Options | Description |
---|---|
--humanTRA | Default human T cell alpha chain model (VJ) |
--humanTRB | Default human T cell beta chain model (VDJ) |
--mouseTRB | Default mouse T cell beta chain model (VDJ) |
--humanIGH | Default human B cell heavy chain model (VDJ) |
--humanIGK | Default human B cell light kappa chain model (VJ) |
--humanIGL | Default human B cell light lambda chain model (VJ) |
--set_custom_model_VJ PATH/TO/MODEL_FOLDER/ | Specifies the directory PATH/TO/MODEL_FOLDER/ of a custom VJ generative model |
--set_custom_model_VDJ PATH/TO/MODEL_FOLDER/ | Specifies the directory PATH/TO/MODEL_FOLDER/ of a custom VDJ generative model |
Note, if specifying a folder for a custom VJ recombination model (e.g. an alpha or light chain model) or a custom VDJ recombination model (e.g. a beta or heavy chain model), the folder must contain the following files with the exact naming convention:
model_params.txt
model_marginals.txt
V_gene_CDR3_anchors.csv (V anchor residue position and functionality file)
J_gene_CDR3_anchors.csv (J anchor residue position and functionality file)
features.tsv (if you want to load the selection model as well: not required for in the sonia-infer command)
log.txt (if you want to load the selection model as well: not required in the sonia-infer command)
The console scripts can only read files of the assumed anchor.csv/IGoR syntaxes. See the default models in the sonia directory for examples.

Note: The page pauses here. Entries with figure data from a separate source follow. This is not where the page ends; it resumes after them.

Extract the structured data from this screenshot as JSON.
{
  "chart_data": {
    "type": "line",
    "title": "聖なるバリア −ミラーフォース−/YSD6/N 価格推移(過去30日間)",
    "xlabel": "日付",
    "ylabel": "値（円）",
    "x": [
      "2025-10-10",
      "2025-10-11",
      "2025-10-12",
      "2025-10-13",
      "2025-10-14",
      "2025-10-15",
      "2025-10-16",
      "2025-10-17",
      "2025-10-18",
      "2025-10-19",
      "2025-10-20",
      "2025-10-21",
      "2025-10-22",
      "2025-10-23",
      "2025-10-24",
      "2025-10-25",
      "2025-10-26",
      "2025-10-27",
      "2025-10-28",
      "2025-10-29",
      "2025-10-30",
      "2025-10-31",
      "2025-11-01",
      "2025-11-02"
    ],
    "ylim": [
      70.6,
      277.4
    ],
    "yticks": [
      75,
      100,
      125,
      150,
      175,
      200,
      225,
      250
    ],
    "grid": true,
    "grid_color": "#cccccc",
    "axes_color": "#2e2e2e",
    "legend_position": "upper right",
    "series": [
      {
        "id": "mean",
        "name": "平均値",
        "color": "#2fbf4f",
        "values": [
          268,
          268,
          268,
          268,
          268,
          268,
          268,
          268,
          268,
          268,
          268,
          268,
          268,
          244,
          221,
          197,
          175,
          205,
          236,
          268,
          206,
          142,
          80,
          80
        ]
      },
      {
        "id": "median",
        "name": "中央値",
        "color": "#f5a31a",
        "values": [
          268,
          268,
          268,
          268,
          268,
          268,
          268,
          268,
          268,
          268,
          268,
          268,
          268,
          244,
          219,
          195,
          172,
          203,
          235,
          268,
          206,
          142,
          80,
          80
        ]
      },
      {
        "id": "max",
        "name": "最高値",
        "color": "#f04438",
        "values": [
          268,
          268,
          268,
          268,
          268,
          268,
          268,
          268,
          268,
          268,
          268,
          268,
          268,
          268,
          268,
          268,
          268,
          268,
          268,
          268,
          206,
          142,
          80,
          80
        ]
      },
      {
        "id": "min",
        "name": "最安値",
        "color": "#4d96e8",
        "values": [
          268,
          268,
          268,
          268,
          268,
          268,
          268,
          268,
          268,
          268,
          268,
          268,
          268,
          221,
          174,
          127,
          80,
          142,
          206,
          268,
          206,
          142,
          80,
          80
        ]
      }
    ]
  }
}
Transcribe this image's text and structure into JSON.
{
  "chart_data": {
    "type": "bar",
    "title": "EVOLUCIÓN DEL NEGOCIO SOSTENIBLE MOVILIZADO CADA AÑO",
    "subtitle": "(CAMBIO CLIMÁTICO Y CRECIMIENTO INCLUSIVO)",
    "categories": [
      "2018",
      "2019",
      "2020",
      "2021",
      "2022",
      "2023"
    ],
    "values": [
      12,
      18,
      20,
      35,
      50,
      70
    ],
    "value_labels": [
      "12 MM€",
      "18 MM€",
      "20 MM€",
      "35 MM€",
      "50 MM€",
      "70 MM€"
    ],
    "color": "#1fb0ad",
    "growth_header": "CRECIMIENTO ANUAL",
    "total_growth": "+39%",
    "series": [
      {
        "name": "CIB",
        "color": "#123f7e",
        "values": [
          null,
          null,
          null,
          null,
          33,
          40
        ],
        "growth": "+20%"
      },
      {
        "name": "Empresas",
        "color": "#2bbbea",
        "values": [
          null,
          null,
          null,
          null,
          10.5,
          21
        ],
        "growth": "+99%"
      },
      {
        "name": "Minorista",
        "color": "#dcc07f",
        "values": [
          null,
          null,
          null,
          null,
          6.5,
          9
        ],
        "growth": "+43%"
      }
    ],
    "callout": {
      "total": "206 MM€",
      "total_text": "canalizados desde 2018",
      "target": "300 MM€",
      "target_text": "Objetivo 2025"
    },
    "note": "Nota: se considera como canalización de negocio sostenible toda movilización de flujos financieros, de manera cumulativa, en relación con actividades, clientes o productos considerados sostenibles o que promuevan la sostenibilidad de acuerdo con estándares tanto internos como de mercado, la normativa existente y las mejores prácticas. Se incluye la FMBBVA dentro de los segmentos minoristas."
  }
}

Options common to all commands¶
Options | Description |
---|---|
-h, --help | show command options |
--sonia_model=MODEL_TYPE | specify model type: leftright or lengthpos. Default is leftright |
-i PATH/TO/FILE, --infile=PATH/TO/FILE | read in CDR3 sequences (and optionally V/J masks) from PATH/TO/FILE |
-o PATH/TO/FILE, --outfile=PATH/TO/FILE | output to PATH/TO/FILE |
--seq_in=INDEX, --seq_index=INDEX | specifies sequences to be read in are in column INDEX. Default is index 0 (the first column). |
--v_in=INDEX, --v_mask_index=INDEX | specifies V_masks are found in column INDEX in the input file. Default is 1. |
--j_in=INDEX, --j_mask_index=INDEX | specifies J_masks are found in column INDEX in the input file. Default is 2. |
-m N, --max_number_of_seqs=N | read at most N sequences. |
--lines_to_skip=N | skip the first N lines of the file. Default is 0. |
-d DELIMITER, --delimiter=DELIMITER | declare infile delimiter. Default is tab for .tsv input files, comma for .csv files, and any whitespace for all others. Choices: 'tab', 'space', ',', ';', ':' |
--delimiter_out=DELIMITER_OUT | declare outfile delimiter. Default is tab for .tsv output files, comma for .csv files, and the infile delimiter for all others. Choices: 'tab', 'space', ',', ';', ':' |
for command specific options use the –help flag.